この国でコーヒー派の令嬢なんて少数派なのに、深煎り豆で濃いブラックが好きだなんて事がバレたら私の純真なイメージを損いかねないわ。
とにかく、ララの話に軌道修正しなくてはと思ってララの方を振り向いた私は固まってしまった。
ララが居ない……
確かにさっきまでは一緒に歩いていたのに。
「ララを探してくるわ!」
私は嫌な予感がして急いで来た道を走って戻りはじめた。
結構来た道を戻るとやがて、登山道から人の気配が無くなった頃にゆっくりと歩くララを発見した。
「ララ!!」
「アデリーナ様……」
「どうしたの!? 大丈夫?」
「申し訳ありません、少し足首を痛めてしまったみたいで」
ララの足を見ると右の足首が赤く腫れ上がっていた。
「引率の先生が後から登ってくるはずだからそこでじっとしてて、助けを呼んでくるわ! どうせアルフォード殿下も追いかけてくるでしょうしララは殿下と一緒にそこに居て」
「ごめんなさい、アデリーナ様」
「そういう時はありがとうっていうのよ」
そう言って私は助けを呼ぶべく、さらに来た道を戻ろうとした時だった。
ララが立ち上がった時にふらついてしまった上に昨日の雨がまだ乾いていなかったのか足を滑らせて、登山道の横の急な斜面に滑り落ちそうになってしまった。

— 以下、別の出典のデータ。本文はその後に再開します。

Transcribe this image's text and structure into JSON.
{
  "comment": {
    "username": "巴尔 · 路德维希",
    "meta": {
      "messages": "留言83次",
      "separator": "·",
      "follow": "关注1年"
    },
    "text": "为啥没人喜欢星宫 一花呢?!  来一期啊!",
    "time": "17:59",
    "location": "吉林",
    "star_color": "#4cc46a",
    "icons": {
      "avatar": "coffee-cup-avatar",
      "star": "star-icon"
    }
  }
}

私は咄嗟にララの手を掴んで何とか滑落してしまうのは防げたが……
「重い……!」
「アデリーナ様、重いなら手を離して下さい! このままだとお嬢様も一緒に落ちてしまいます!」
「それだけは絶対に嫌よ!」
ララは幼い時からずっと私にいろいろぶつぶつ言いながらも仕えてきてくれた家族なんだ。
私はなんとかララを引っ張りあげようとするがずるずると引きずられていってしまう。
「アデリーナお嬢様、どうか、ララの手をお離し下さい」
「ちょっと黙ってて!」
私が体の半分ほどを斜面に乗り出しながらも何とかララを助け出そうと悪戦苦闘していると王太子が走って駆けつけてきてくれた。
「リーナ!! 大丈夫か!」
「これが大丈夫に見えまして? でも良かったわ、ララを引き上げるのを手伝って貰えますか?」
「ああ、直ぐに助けるぞ!」
これで助かったと思ったが、雨でぬかるんでしまっていた地面は3人分の体重に耐えれなかったようで崩れてしまい、私達3人は斜面に身を投げ出されてしまった。